Synaptic transistor with tunable synaptic behavior based on a thermo-denatured polar polymer material

Abstract

Artificial synaptic transistors have shown great potential in artificial intelligence due to their low energy consumption, high scalability, similarity to biological neurons and precise regulation of channel conductance. A key step to achieving multifunctional synaptic transistors is to regulate synaptic weight in a fixed synaptic device using the same materials. However, the intrinsic properties of the films used for this purpose are affected by some uncertain factors, such as complicated processing and poor accuracy. Herein, a multifunctional synaptic transistor based on a thermo-denatured polar polymer material poly(2-acrylamido-2-methyl-1-propanesulfonic acid) (PAMPSA) is reported. Typical synaptic characteristics such as excitatory post synaptic current (EPSC), paired pulse facilitation (PPF) and long term potentiation (LTP) were successfully simulated under different annealing temperatures.

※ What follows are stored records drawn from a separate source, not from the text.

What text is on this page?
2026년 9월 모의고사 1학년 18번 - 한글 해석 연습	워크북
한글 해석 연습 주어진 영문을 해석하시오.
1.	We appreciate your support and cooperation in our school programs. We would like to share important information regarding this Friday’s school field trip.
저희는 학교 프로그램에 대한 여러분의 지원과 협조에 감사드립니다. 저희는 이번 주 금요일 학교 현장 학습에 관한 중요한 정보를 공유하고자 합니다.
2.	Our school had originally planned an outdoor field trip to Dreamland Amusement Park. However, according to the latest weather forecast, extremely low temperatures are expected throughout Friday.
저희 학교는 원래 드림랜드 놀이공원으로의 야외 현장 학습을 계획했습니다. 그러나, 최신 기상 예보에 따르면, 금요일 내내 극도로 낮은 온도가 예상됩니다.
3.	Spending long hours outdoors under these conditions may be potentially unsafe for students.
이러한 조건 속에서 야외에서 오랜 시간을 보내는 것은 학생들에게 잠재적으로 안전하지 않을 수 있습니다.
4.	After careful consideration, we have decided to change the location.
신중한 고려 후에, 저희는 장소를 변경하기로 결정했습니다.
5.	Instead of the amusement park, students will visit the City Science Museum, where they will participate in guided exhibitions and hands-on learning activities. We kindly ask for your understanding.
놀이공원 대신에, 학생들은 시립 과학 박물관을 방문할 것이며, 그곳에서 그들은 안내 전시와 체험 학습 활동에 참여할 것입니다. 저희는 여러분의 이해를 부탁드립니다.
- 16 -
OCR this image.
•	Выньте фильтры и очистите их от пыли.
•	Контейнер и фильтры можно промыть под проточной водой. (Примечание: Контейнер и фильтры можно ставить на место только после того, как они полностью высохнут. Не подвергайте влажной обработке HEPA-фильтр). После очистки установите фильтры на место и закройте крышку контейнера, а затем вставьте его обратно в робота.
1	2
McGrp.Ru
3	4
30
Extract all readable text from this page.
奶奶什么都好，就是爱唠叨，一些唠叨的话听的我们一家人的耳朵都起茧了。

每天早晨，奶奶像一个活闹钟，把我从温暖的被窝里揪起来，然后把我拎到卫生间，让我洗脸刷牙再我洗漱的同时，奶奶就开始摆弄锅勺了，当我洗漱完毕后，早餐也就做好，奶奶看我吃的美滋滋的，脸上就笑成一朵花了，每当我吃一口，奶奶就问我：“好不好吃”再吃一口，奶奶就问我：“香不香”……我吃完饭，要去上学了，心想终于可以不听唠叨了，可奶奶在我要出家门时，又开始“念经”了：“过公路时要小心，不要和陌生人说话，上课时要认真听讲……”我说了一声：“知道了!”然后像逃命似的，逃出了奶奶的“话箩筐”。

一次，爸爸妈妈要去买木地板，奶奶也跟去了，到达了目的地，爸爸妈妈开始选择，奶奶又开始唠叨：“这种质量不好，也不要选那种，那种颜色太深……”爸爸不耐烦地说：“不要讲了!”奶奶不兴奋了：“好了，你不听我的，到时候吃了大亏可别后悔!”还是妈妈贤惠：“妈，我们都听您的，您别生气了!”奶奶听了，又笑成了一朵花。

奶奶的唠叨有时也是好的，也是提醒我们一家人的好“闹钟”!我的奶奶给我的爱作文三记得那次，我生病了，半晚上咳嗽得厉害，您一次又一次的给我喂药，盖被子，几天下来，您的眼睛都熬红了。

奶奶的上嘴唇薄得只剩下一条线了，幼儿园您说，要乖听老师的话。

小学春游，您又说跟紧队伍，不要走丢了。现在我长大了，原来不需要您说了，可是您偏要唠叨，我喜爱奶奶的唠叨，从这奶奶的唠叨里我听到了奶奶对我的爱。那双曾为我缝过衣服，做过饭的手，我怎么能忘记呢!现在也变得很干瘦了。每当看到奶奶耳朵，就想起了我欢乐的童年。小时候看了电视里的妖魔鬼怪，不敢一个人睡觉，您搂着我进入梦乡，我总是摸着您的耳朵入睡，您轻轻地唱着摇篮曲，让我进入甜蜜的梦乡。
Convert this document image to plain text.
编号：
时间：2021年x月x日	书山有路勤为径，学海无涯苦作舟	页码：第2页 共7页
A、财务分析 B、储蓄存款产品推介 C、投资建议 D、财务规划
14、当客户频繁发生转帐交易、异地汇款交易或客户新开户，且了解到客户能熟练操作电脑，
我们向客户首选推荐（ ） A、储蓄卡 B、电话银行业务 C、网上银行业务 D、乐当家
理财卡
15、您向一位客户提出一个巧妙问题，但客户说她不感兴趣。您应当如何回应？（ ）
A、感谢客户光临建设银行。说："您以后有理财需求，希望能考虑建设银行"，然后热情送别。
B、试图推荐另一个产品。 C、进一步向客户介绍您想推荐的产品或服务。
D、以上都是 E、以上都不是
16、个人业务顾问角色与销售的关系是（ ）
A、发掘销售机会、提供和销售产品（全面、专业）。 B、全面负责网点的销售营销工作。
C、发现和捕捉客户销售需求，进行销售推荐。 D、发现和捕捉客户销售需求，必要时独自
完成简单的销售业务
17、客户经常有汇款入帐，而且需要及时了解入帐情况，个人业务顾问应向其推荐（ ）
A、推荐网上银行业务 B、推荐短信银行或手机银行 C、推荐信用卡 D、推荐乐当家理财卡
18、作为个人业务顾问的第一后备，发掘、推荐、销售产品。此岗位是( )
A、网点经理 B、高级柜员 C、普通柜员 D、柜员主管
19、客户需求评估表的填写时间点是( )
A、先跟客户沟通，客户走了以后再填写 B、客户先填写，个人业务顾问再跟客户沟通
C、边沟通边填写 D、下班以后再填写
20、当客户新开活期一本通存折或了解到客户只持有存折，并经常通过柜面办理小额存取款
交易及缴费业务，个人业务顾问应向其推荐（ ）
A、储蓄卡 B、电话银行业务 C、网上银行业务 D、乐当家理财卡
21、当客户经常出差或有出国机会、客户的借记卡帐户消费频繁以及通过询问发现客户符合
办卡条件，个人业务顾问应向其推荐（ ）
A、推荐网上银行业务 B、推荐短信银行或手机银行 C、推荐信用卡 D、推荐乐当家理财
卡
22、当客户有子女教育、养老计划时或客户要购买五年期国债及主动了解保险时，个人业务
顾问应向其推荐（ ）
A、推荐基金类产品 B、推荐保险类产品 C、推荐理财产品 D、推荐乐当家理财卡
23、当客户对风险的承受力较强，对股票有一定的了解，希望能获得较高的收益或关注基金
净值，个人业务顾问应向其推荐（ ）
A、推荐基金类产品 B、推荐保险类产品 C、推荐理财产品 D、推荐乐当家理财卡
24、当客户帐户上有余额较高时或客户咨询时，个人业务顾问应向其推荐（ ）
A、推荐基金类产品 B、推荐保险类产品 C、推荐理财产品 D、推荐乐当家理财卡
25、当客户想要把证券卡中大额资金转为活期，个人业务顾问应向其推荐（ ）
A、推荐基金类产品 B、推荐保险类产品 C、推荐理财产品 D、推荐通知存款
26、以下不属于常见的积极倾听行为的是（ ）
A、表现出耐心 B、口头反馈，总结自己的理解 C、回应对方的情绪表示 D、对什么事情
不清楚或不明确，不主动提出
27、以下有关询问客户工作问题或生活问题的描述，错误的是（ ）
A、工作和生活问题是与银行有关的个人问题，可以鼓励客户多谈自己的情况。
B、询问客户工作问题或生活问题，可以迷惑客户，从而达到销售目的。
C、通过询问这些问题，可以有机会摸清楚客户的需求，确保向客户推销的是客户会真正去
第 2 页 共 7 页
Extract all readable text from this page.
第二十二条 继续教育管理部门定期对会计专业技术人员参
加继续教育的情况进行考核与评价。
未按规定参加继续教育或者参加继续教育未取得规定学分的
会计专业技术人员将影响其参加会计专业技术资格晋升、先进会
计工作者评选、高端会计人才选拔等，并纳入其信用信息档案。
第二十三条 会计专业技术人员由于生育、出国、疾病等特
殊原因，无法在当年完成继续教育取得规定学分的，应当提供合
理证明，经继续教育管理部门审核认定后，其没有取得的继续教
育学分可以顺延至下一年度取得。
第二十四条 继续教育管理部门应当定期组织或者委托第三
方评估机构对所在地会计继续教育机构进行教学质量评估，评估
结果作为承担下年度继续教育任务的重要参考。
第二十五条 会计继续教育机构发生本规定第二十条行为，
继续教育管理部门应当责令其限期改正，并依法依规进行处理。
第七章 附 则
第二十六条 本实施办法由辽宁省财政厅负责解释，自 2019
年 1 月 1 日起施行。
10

More importantly, we have demonstrated that the polarization degree of PAMPSA was directly influenced by the annealing temperatures, and that even small temperature changes (<20 °C) would allow a wide regulation range of synaptic weight, indicating that the synaptic weight can be modulated purposefully and precisely. Hence, this work provides a simple, convenient and accurate approach to regulate synaptic weight and the memory retention of an artificial synapse via modulation of the annealing temperature, which facilitates a wide simulation range of artificial synapses and the development of artificial neuromorphic devices.